The show, held each year at St. Matthew’s Episcopal Church in Hillsborough, was always sold out, his family said.

Charles Dickens was one of his favorite authors, especially “Great Expectations,” Malone told the Duke Today news team in a 2012 interview. He tried to read that book at least every five years, he said.

“Keep a Dickens novel around you always,” Malone said in the interview. “You’ll laugh; you’ll cry; you’ll be eager to know what happens next. That’s why Dickens is the novelist’s novelist. There’s nobody better.”

His family also noted Malone’s role as an advocate, who spoke against the death penalty, in support of LGBTQ rights, and helped to raise awareness of the autoimmune disease lupus and the AIDS epidemic. He was a 40-year donor to the Southern Poverty Law Center, which works to dismantle racism and identify hate groups, they said.

The family is asking the public to make donations to the Southern Poverty Law Center in lieu of flowers.

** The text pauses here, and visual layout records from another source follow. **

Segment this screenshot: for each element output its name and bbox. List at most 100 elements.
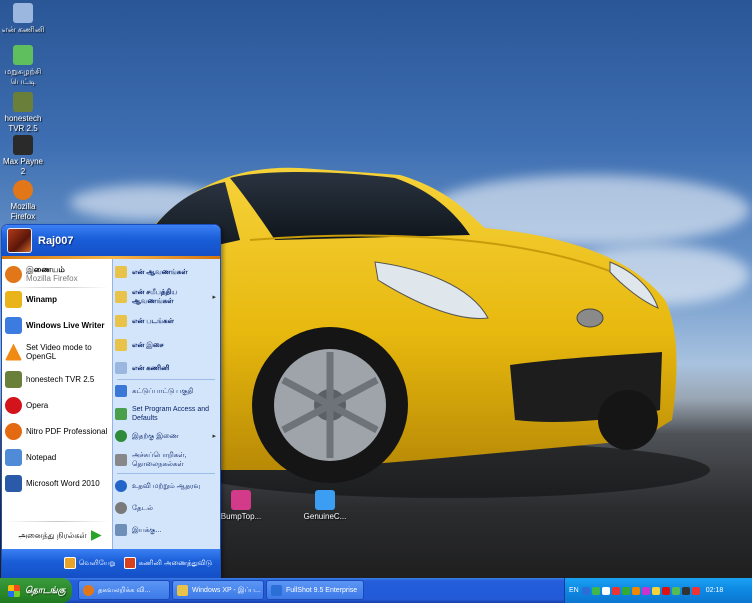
explorer-icon xyxy=(177,584,188,596)
fullshot-icon xyxy=(271,584,282,596)
tray-icon[interactable] xyxy=(581,586,590,595)
bumptop-icon xyxy=(231,490,251,510)
recent-item-vlc-opengl[interactable]: Set Video mode to OpenGL xyxy=(5,343,111,361)
logoff-icon xyxy=(63,557,76,569)
word-icon xyxy=(5,475,22,492)
desktop-icon-label: GenuineC... xyxy=(303,512,347,521)
menu-item-control-panel[interactable]: கட்டுப்பாட்டு பகுதி xyxy=(115,385,219,397)
notepad-icon xyxy=(5,449,22,466)
menu-item-my-computer[interactable]: என் கணினி xyxy=(115,362,219,374)
desktop-icon-genuine-check[interactable]: GenuineC... xyxy=(302,490,348,522)
firefox-icon xyxy=(13,180,33,200)
start-button-label: தொடங்கு xyxy=(25,584,66,595)
recent-item-label: Microsoft Word 2010 xyxy=(26,479,100,488)
power-icon xyxy=(123,557,136,569)
tray-icon[interactable] xyxy=(591,586,600,595)
control-panel-icon xyxy=(115,385,127,397)
recent-item-notepad[interactable]: Notepad xyxy=(5,449,111,466)
menu-item-recent-documents[interactable]: என் சமீபத்திய ஆவணங்கள் ▸ xyxy=(115,288,219,306)
my-computer-icon xyxy=(115,362,127,374)
menu-item-label: இதற்கு இணை xyxy=(132,432,179,440)
menu-item-printers[interactable]: அச்சுப்பொறிகள், தொலைநகல்கள் xyxy=(115,451,219,469)
taskbar-button-fullshot[interactable]: FullShot 9.5 Enterprise xyxy=(266,580,364,600)
user-avatar[interactable] xyxy=(7,228,32,253)
recent-documents-icon xyxy=(115,291,127,303)
desktop-icon-max-payne[interactable]: Max Payne 2 xyxy=(0,135,46,177)
taskbar-button-label: தகவலறிக்க வி... xyxy=(98,586,151,594)
connect-to-icon xyxy=(115,430,127,442)
tray-icon[interactable] xyxy=(611,586,620,595)
recent-item-word-2010[interactable]: Microsoft Word 2010 xyxy=(5,475,111,492)
start-menu-right-pane: என் ஆவணங்கள் என் சமீபத்திய ஆவணங்கள் ▸ என… xyxy=(113,259,220,551)
recent-item-label: Windows Live Writer xyxy=(26,321,105,330)
start-menu-left-pane: இணையம் Mozilla Firefox Winamp Windows Liv… xyxy=(2,259,113,551)
desktop-icon-recycle-bin[interactable]: மறுசுழற்சி பெட்டி xyxy=(0,45,46,87)
menu-item-connect-to[interactable]: இதற்கு இணை ▸ xyxy=(115,430,219,442)
chevron-right-icon: ▸ xyxy=(212,293,216,301)
desktop-icon-label: honestech TVR 2.5 xyxy=(4,114,42,133)
desktop-icon-my-computer[interactable]: என் கணினி xyxy=(0,3,46,35)
tray-icon[interactable] xyxy=(621,586,630,595)
desktop-icon-label: என் கணினி xyxy=(1,25,45,34)
menu-item-run[interactable]: இயக்கு... xyxy=(115,524,219,536)
desktop-icon-honestech-tvr[interactable]: honestech TVR 2.5 xyxy=(0,92,46,134)
menu-item-program-access[interactable]: Set Program Access and Defaults xyxy=(115,405,219,423)
menu-item-label: உதவி மற்றும் ஆதரவு xyxy=(132,482,201,490)
genuine-check-icon xyxy=(315,490,335,510)
tray-icon[interactable] xyxy=(691,586,700,595)
desktop-icon-label: Max Payne 2 xyxy=(2,157,44,176)
recycle-bin-icon xyxy=(13,45,33,65)
all-programs-label: அனைத்து நிரல்கள் xyxy=(18,530,87,540)
program-access-icon xyxy=(115,408,127,420)
menu-item-help[interactable]: உதவி மற்றும் ஆதரவு xyxy=(115,480,219,492)
system-tray: EN 02:18 xyxy=(564,578,752,603)
recent-item-live-writer[interactable]: Windows Live Writer xyxy=(5,317,111,334)
logoff-label: வெளியேறு xyxy=(78,559,116,567)
divider xyxy=(6,287,109,288)
taskbar: தொடங்கு தகவலறிக்க வி... Windows XP - இப்… xyxy=(0,578,752,603)
clock[interactable]: 02:18 xyxy=(706,587,724,594)
start-menu: Raj007 இணையம் Mozilla Firefox Winamp Wind… xyxy=(1,224,221,578)
desktop-icon-firefox[interactable]: Mozilla Firefox xyxy=(0,180,46,222)
start-menu-footer: வெளியேறு கணினி அணைத்துவிடு xyxy=(2,549,220,577)
menu-item-my-documents[interactable]: என் ஆவணங்கள் xyxy=(115,266,219,278)
tray-icon[interactable] xyxy=(681,586,690,595)
logoff-button[interactable]: வெளியேறு xyxy=(63,557,116,569)
max-payne-icon xyxy=(13,135,33,155)
tray-icon[interactable] xyxy=(651,586,660,595)
nitro-pdf-icon xyxy=(5,423,22,440)
desktop-icon-label: Mozilla Firefox xyxy=(10,202,36,221)
all-programs-button[interactable]: அனைத்து நிரல்கள் xyxy=(10,530,110,541)
shutdown-button[interactable]: கணினி அணைத்துவிடு xyxy=(123,557,212,569)
menu-item-search[interactable]: தேடல் xyxy=(115,502,219,514)
username: Raj007 xyxy=(38,234,74,247)
divider xyxy=(117,473,215,474)
tray-icon[interactable] xyxy=(631,586,640,595)
printers-icon xyxy=(115,454,127,466)
taskbar-button-explorer[interactable]: Windows XP - இப்ப... xyxy=(172,580,264,600)
language-indicator[interactable]: EN xyxy=(569,587,579,594)
recent-item-nitro-pdf[interactable]: Nitro PDF Professional xyxy=(5,423,111,440)
recent-item-label: Notepad xyxy=(26,453,57,462)
tray-icon[interactable] xyxy=(601,586,610,595)
live-writer-icon xyxy=(5,317,22,334)
tray-icon[interactable] xyxy=(671,586,680,595)
start-button[interactable]: தொடங்கு xyxy=(0,578,72,603)
recent-item-honestech-tvr[interactable]: honestech TVR 2.5 xyxy=(5,371,111,388)
taskbar-button-firefox[interactable]: தகவலறிக்க வி... xyxy=(78,580,170,600)
desktop-icon-bumptop[interactable]: BumpTop... xyxy=(218,490,264,522)
menu-item-my-pictures[interactable]: என் படங்கள் xyxy=(115,315,219,327)
recent-item-winamp[interactable]: Winamp xyxy=(5,291,111,308)
recent-item-opera[interactable]: Opera xyxy=(5,397,111,414)
menu-item-label: கட்டுப்பாட்டு பகுதி xyxy=(132,387,194,395)
help-icon xyxy=(115,480,127,492)
pinned-item-internet[interactable]: இணையம் Mozilla Firefox xyxy=(5,265,111,283)
run-icon xyxy=(115,524,127,536)
my-music-icon xyxy=(115,339,127,351)
recent-item-label: Winamp xyxy=(26,295,58,304)
tray-icon[interactable] xyxy=(661,586,670,595)
menu-item-label: என் ஆவணங்கள் xyxy=(132,268,188,276)
menu-item-my-music[interactable]: என் இசை xyxy=(115,339,219,351)
my-computer-icon xyxy=(13,3,33,23)
tray-icon[interactable] xyxy=(641,586,650,595)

Malone is survived by his wife of 47 years, Maureen Quilligan, his daughter Maggie and her husband Matt, a sister, a brother, a half-sister a half-brother, nieces and nephews, and his 6-year-old granddaughter Maisie, “who will miss tap dancing with Pop Pop and teaching him never-ending gymnastics exercises,” his family said.

A public viewing will be held from noon to 4 p.m. Tuesday at Swan Funeral Home in Clinton, Connecticut. A second public viewing will be held from 4 to 6 p.m. Sunday, Aug. 28. at Walker’s Funeral Home on Churton Street in Hillsborough.

His funeral service is scheduled for 11 a.m. Monday, Aug. 29, at St. Matthew’s Episcopal Church on St. Mary’s Road in Hillsborough. Malone will be buried in the church’s cemetery.